The intra-party infighting in mid to late 1941 that led to Menzies resigning the UAP leadership in August 1941 need not concern us greatly. His resignation left the way open for Fadden to become Prime Minister because he was thought a candidate more acceptable to the electorate. On 3 October Arthur Coles,  -who had again turned Independent after Menzies' fall - dissatisfied with the defence policies of the coalition and disillusioned with UAP disloyalty to their former leader, crossed the floor of the House giving Curtin a majority in the House of Representatives. He supported the Curtin Government in no confidence motions and the provision of supply until June, 1943. The circumstances that led him to withdraw that support in that month are worth examining in some detail.

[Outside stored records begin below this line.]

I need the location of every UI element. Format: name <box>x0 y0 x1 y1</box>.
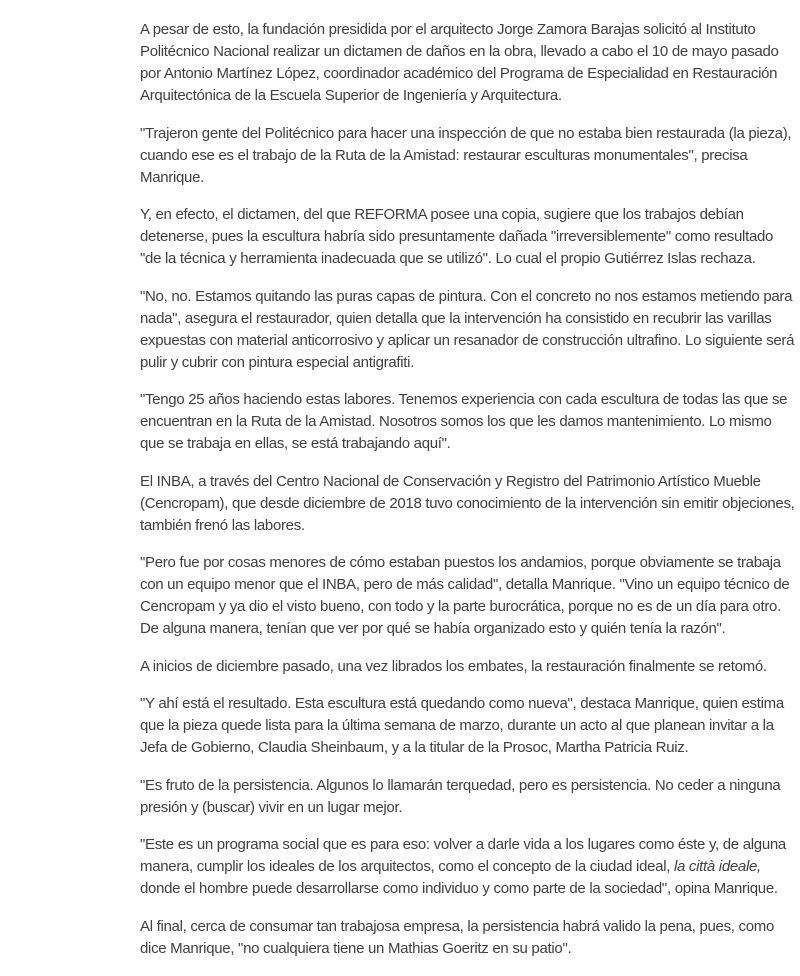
paragraph-2 <box>140 123 800 189</box>
text-line: donde el hombre puede desarrollarse como individuo y como parte de la sociedad", opina Manrique. <box>140 880 778 897</box>
text-line: también frenó las labores. <box>140 516 305 534</box>
paragraph-1 <box>140 19 800 107</box>
paragraph-8 <box>140 656 800 678</box>
text-line: Manrique. <box>140 168 205 186</box>
paragraph-11 <box>140 834 800 900</box>
text-line: por Antonio Martínez López, coordinador académico del Programa de Especialidad en Restauración <box>140 65 778 82</box>
text-line: Politécnico Nacional realizar un dictamen de daños en la obra, llevado a cabo el 10 de mayo pasado <box>140 43 779 60</box>
text-line: Al final, cerca de consumar tan trabajosa empresa, la persistencia habrá valido la pena, pues, como <box>140 917 774 935</box>
text-line: De alguna manera, tenían que ver por qué se había organizado esto y quién tenía la razón". <box>140 620 726 637</box>
text-line: El INBA, a través del Centro Nacional de Conservación y Registro del Patrimonio Artístico Mueble <box>140 472 761 490</box>
text-line: "Tengo 25 años haciendo estas labores. Tenemos experiencia con cada escultura de todas las que se <box>140 391 788 408</box>
text-line: con un equipo menor que el INBA, pero de más calidad", detalla Manrique. "Vino un equipo técnico de <box>140 576 790 593</box>
text-line: cuando ese es el trabajo de la Ruta de la Amistad: restaurar esculturas monumentales", precisa <box>140 146 748 164</box>
text-line: A inicios de diciembre pasado, una vez librados los embates, la restauración finalmente se retomó. <box>140 657 767 675</box>
text-line: "Es fruto de la persistencia. Algunos lo llamarán terquedad, pero es persistencia. No ceder a ninguna <box>140 776 781 794</box>
text-line: Cencropam y ya dio el visto bueno, con todo y la parte burocrática, porque no es de un día para otro. <box>140 598 781 615</box>
paragraph-9 <box>140 693 800 759</box>
text-line: "No, no. Estamos quitando las puras capas de pintura. Con el concreto no nos estamos metiendo para <box>140 287 793 305</box>
text-line: pulir y cubrir con pintura especial antigrafiti. <box>140 353 415 371</box>
text-line: nada", asegura el restaurador, quien detalla que la intervención ha consistido en recubrir las varillas <box>140 309 772 327</box>
text-line: expuestas con material anticorrosivo y aplicar un resanador de construcción ultrafino. Lo siguiente será <box>140 331 795 349</box>
text-line: "Trajeron gente del Politécnico para hacer una inspección de que no estaba bien restaurada (la pieza), <box>140 124 792 142</box>
text-line: "Pero fue por cosas menores de cómo estaban puestos los andamios, porque obviamente se trabaja <box>140 554 781 571</box>
text-line: Arquitectónica de la Escuela Superior de Ingeniería y Arquitectura. <box>140 87 562 104</box>
text-line: que se trabaja en ellas, se está trabajando aquí". <box>140 435 451 452</box>
text-line: dice Manrique, "no cualquiera tiene un Mathias Goeritz en su patio". <box>140 939 572 957</box>
text-line: "Y ahí está el resultado. Esta escultura está quedando como nueva", destaca Manrique, quien estima <box>140 695 784 712</box>
italic-phrase: la città ideale, <box>673 858 761 875</box>
text-line: que la pieza quede lista para la última semana de marzo, durante un acto al que planean invitar a la <box>140 717 774 734</box>
text-line: detenerse, pues la escultura habría sido presuntamente dañada "irreversiblemente" como resultado <box>140 228 774 245</box>
text-line: Y, en efecto, el dictamen, del que REFORMA posee una copia, sugiere que los trabajos debían <box>140 206 744 223</box>
paragraph-3 <box>140 204 800 270</box>
paragraph-4 <box>140 286 800 374</box>
text-line <box>140 856 800 878</box>
text-line: (Cencropam), que desde diciembre de 2018 tuvo conocimiento de la intervención sin emitir objeciones, <box>140 494 795 512</box>
text-line: "Este es un programa social que es para eso: volver a darle vida a los lugares como éste y, de alguna <box>140 836 786 853</box>
paragraph-7 <box>140 552 800 640</box>
text-line: A pesar de esto, la fundación presidida por el arquitecto Jorge Zamora Barajas solicitó al Instituto <box>140 21 756 38</box>
text-line: Jefa de Gobierno, Claudia Sheinbaum, y a la titular de la Prosoc, Martha Patricia Ruiz. <box>140 739 689 756</box>
text-line: "de la técnica y herramienta inadecuada que se utilizó". Lo cual el propio Gutiérrez Islas rechaza. <box>140 250 756 267</box>
paragraph-6 <box>140 471 800 537</box>
text-segment: manera, cumplir los ideales de los arquitectos, como el concepto de la ciudad ideal, <box>140 858 674 875</box>
text-line: presión y (buscar) vivir en un lugar mejor. <box>140 798 403 816</box>
paragraph-5 <box>140 389 800 455</box>
paragraph-10 <box>140 775 800 819</box>
text-line: encuentran en la Ruta de la Amistad. Nosotros somos los que les damos mantenimiento. Lo mismo <box>140 413 772 430</box>
paragraph-12 <box>140 916 800 960</box>
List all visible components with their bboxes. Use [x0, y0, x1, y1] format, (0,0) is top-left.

In October 1942, during the Victorian state election campaign, Eddie Ward, the Labor member for East Sydney, alleged that under the Menzies Government there had been 'a plan in existence ... for the abandonment of an important part of Northern Australia without firing a single shot.' Over the succeeding months Ward turned this allegation into an attack on the Menzies Government's lack of defence preparedness, which in turn changed to the more serious allegation that Menzies had a plan to abandon all of Australia north of a line drawn from Maryborough in Queensland diagonally to Adelaide and/or Albany in Western Australia to the Japanese in event of invasion. Ward's claims (which were inaccurate) were vigorously denied by Menzies. Ward though, continued to make the claims and Curtin did nothing to stop him. Eventually Opposition anger grew so fierce that Ward's claims of a Brisbane Line formed the major part of an Opposition no confidence motion against the Curtin Government beginning in the afternoon of 22 June, 1943. During that debate Eddie Ward, pressed for  evidence of his allegation, made the extraordinary assertion that he had been 'reliably informed that there was a document missing from official files' that pertained to the Brisbane Line.In his speech on the no confidence motion, Coles made no reference to the issue.

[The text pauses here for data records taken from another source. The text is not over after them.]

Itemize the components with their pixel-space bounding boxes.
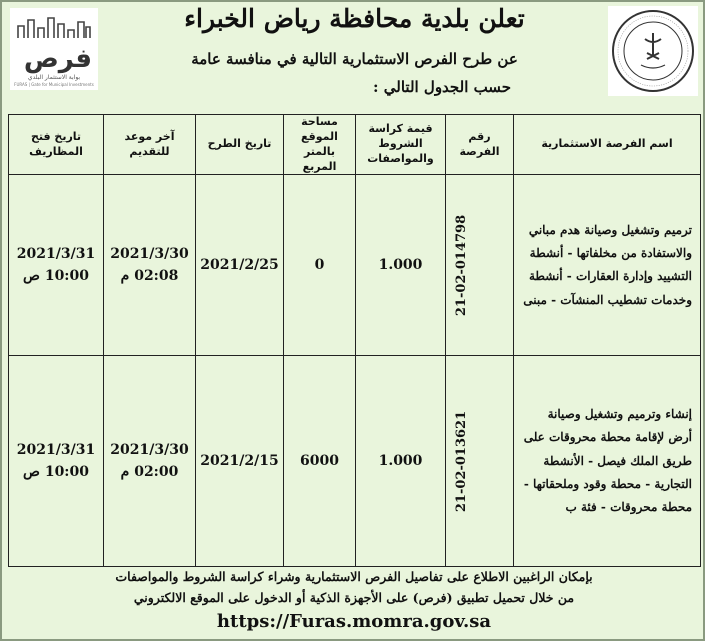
website-link[interactable]: https://Furas.momra.gov.sa [216,611,492,632]
cell-offer-date: 2021/2/25 [196,175,284,356]
cell-number [446,175,514,356]
cell-opening [9,356,104,567]
cell-deadline [104,175,196,356]
cell-name: إنشاء وترميم وتشغيل وصيانة أرض لإقامة محطة محروقات على طريق الملك فيصل - الأنشطة التجارية - محطة وقود وملحقاتها - محطة محروقات - فئة ب [514,356,701,567]
header-area: مساحة الموقع بالمتر المربع [284,115,356,175]
header-offer-date: تاريخ الطرح [196,115,284,175]
header-name: اسم الفرصة الاستثمارية [514,115,701,175]
cell-deadline [104,356,196,567]
cell-area: 0 [284,175,356,356]
skyline-icon [16,16,92,40]
header-opening: تاريخ فتح المظاريف [9,115,104,175]
cell-price: 1.000 [356,175,446,356]
furas-english: FURAS | Gate for Municipal Investments [14,82,94,87]
opportunity-number: 21-02-014798 [453,215,469,317]
cell-opening [9,175,104,356]
opening-date: 2021/3/31 [16,442,96,459]
table-header-row [9,115,701,175]
ministry-seal-logo [608,6,698,96]
deadline-date: 2021/3/30 [110,442,189,459]
page-title: تعلن بلدية محافظة رياض الخبراء [184,4,525,33]
opportunity-number: 21-02-013621 [453,411,469,513]
header-number: رقم الفرصة [446,115,514,175]
opportunities-table [8,114,701,567]
deadline-time: 02:00 م [120,464,179,481]
deadline-date: 2021/3/30 [110,246,189,263]
footer [8,566,700,636]
header-deadline: آخر موعد للتقديم [104,115,196,175]
ministry-seal-icon [611,9,695,93]
deadline-time: 02:08 م [120,268,179,285]
cell-area: 6000 [284,356,356,567]
table-row [9,356,701,567]
furas-subtitle: بوابة الاستثمار البلدي [27,74,81,81]
cell-name: ترميم وتشغيل وصيانة هدم مباني والاستفادة من مخلفاتها - أنشطة التشييد وإدارة العقارات - أنشطة وخدمات تشطيب المنشآت - مبنى [514,175,701,356]
cell-price: 1.000 [356,356,446,567]
page-subtitle: عن طرح الفرص الاستثمارية التالية في منافسة عامة [191,50,518,68]
footer-line-2: من خلال تحميل تطبيق (فرص) على الأجهزة الذكية أو الدخول على الموقع الالكتروني [133,590,575,605]
table-row [9,175,701,356]
opening-time: 10:00 ص [23,464,89,481]
furas-logo [10,8,98,90]
furas-wordmark: فرص [23,44,92,74]
opening-date: 2021/3/31 [16,246,96,263]
schedule-caption: حسب الجدول التالي : [373,78,511,96]
header-price: قيمة كراسة الشروط والمواصفات [356,115,446,175]
cell-offer-date: 2021/2/15 [196,356,284,567]
opening-time: 10:00 ص [23,268,89,285]
footer-line-1: بإمكان الراغبين الاطلاع على تفاصيل الفرص الاستثمارية وشراء كراسة الشروط والمواصفات [115,569,593,584]
cell-number [446,356,514,567]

In private discussions with Curtin Ward refused to disclose the name of his informant. The controversy surrounding Ward's allegation of a missing document grew so intense, both inside and outside of Parliament, that Curtin soon realised there would have to be an investigation into its accuracy. Menzies and the Opposition demanded a Royal Commission, and that Ward stand down from Cabinet. He repeated this demand the next day in during a  debate that the no-confidence motion be adjourned,that there should be a Royal Commission into the Brisbane Line allegations. Cole hesitated before  voting in support of the Labor Government. Earle Page, speaking for the Opposition in a subsequent Budget Estimates debate, urged the refusal of Supply in the Opposition controlled Senate until Curtin agreed to a Royal Commission. At this point, Coles, who had come under considerable pressure, privately informed Curtin that he intended to vote to refuse Supply.

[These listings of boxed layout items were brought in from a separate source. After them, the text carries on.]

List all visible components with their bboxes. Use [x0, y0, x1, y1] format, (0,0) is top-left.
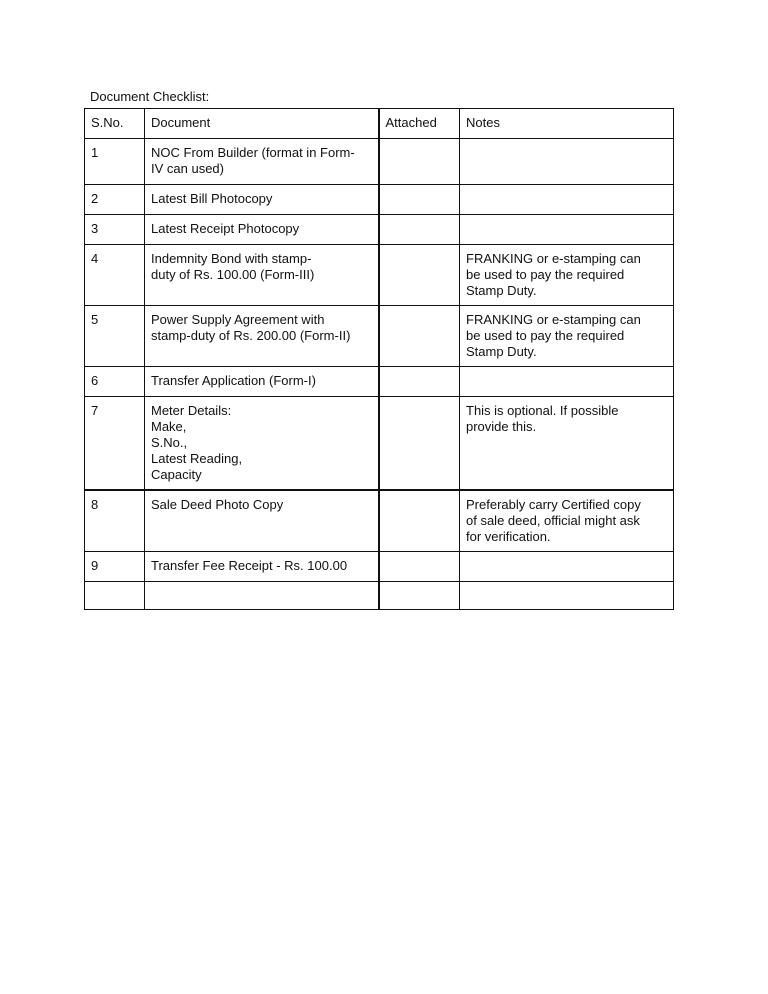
header-notes: Notes: [460, 109, 674, 139]
table-row: [85, 306, 674, 367]
header-attached: Attached: [379, 109, 460, 139]
cell-attached: [379, 185, 460, 215]
cell-notes: FRANKING or e-stamping can be used to pay the required Stamp Duty.: [460, 245, 674, 306]
cell-notes: This is optional. If possible provide this.: [460, 397, 674, 491]
checklist-table: [84, 108, 674, 610]
cell-notes: [460, 367, 674, 397]
cell-notes: FRANKING or e-stamping can be used to pay the required Stamp Duty.: [460, 306, 674, 367]
cell-attached: [379, 397, 460, 491]
table-header-row: [85, 109, 674, 139]
header-document: Document: [145, 109, 379, 139]
cell-sno: 6: [85, 367, 145, 397]
checklist-heading: Document Checklist:: [90, 89, 210, 104]
cell-attached: [379, 490, 460, 552]
table-row: [85, 245, 674, 306]
cell-document: Power Supply Agreement with stamp-duty of Rs. 200.00 (Form-II): [145, 306, 379, 367]
cell-sno: 3: [85, 215, 145, 245]
cell-document: Latest Bill Photocopy: [145, 185, 379, 215]
table-row: [85, 139, 674, 185]
cell-document: Transfer Application (Form-I): [145, 367, 379, 397]
table-row: [85, 552, 674, 582]
cell-document: Latest Receipt Photocopy: [145, 215, 379, 245]
table-row: [85, 215, 674, 245]
cell-attached: [379, 582, 460, 610]
cell-attached: [379, 139, 460, 185]
table-row: [85, 397, 674, 491]
cell-sno: 5: [85, 306, 145, 367]
cell-attached: [379, 215, 460, 245]
cell-document: Indemnity Bond with stamp- duty of Rs. 100.00 (Form-III): [145, 245, 379, 306]
cell-document: [145, 582, 379, 610]
table-row: [85, 367, 674, 397]
header-sno: S.No.: [85, 109, 145, 139]
cell-document: Meter Details: Make, S.No., Latest Reading, Capacity: [145, 397, 379, 491]
cell-sno: [85, 582, 145, 610]
cell-attached: [379, 306, 460, 367]
cell-notes: [460, 215, 674, 245]
cell-sno: 9: [85, 552, 145, 582]
cell-document: Sale Deed Photo Copy: [145, 490, 379, 552]
cell-notes: [460, 139, 674, 185]
cell-sno: 7: [85, 397, 145, 491]
cell-attached: [379, 245, 460, 306]
cell-sno: 2: [85, 185, 145, 215]
cell-sno: 1: [85, 139, 145, 185]
cell-sno: 8: [85, 490, 145, 552]
cell-attached: [379, 552, 460, 582]
cell-notes: [460, 185, 674, 215]
cell-notes: [460, 582, 674, 610]
cell-sno: 4: [85, 245, 145, 306]
cell-document: Transfer Fee Receipt - Rs. 100.00: [145, 552, 379, 582]
cell-attached: [379, 367, 460, 397]
table-row: [85, 490, 674, 552]
table-row: [85, 185, 674, 215]
cell-notes: [460, 552, 674, 582]
cell-notes: Preferably carry Certified copy of sale deed, official might ask for verification.: [460, 490, 674, 552]
table-row: [85, 582, 674, 610]
cell-document: NOC From Builder (format in Form- IV can used): [145, 139, 379, 185]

Curtin, ever the clever politician, relieved Ward of his Cabinet post and announced a Royal Commission. Because he had acceded to the Royal Commission rather than having it voted on from the floor of the Parliament Ward could claim parliamentary privilege when he testified before it, and he had kept Coles's vote.
The UAP-UCP Opposition were not finished with the issue yet though. They decided to block Supply in the  wartime Senate unless Curtin consented to a dissolution of Parliament. Curtin did so, later that night before an almost empty House.
In the subsequent election on August 21, Labor won 49 seats to the Coalition's 23. Both Independents retained their seats, though Coles had to go to preferences. His influence over the Government of the day was at an end.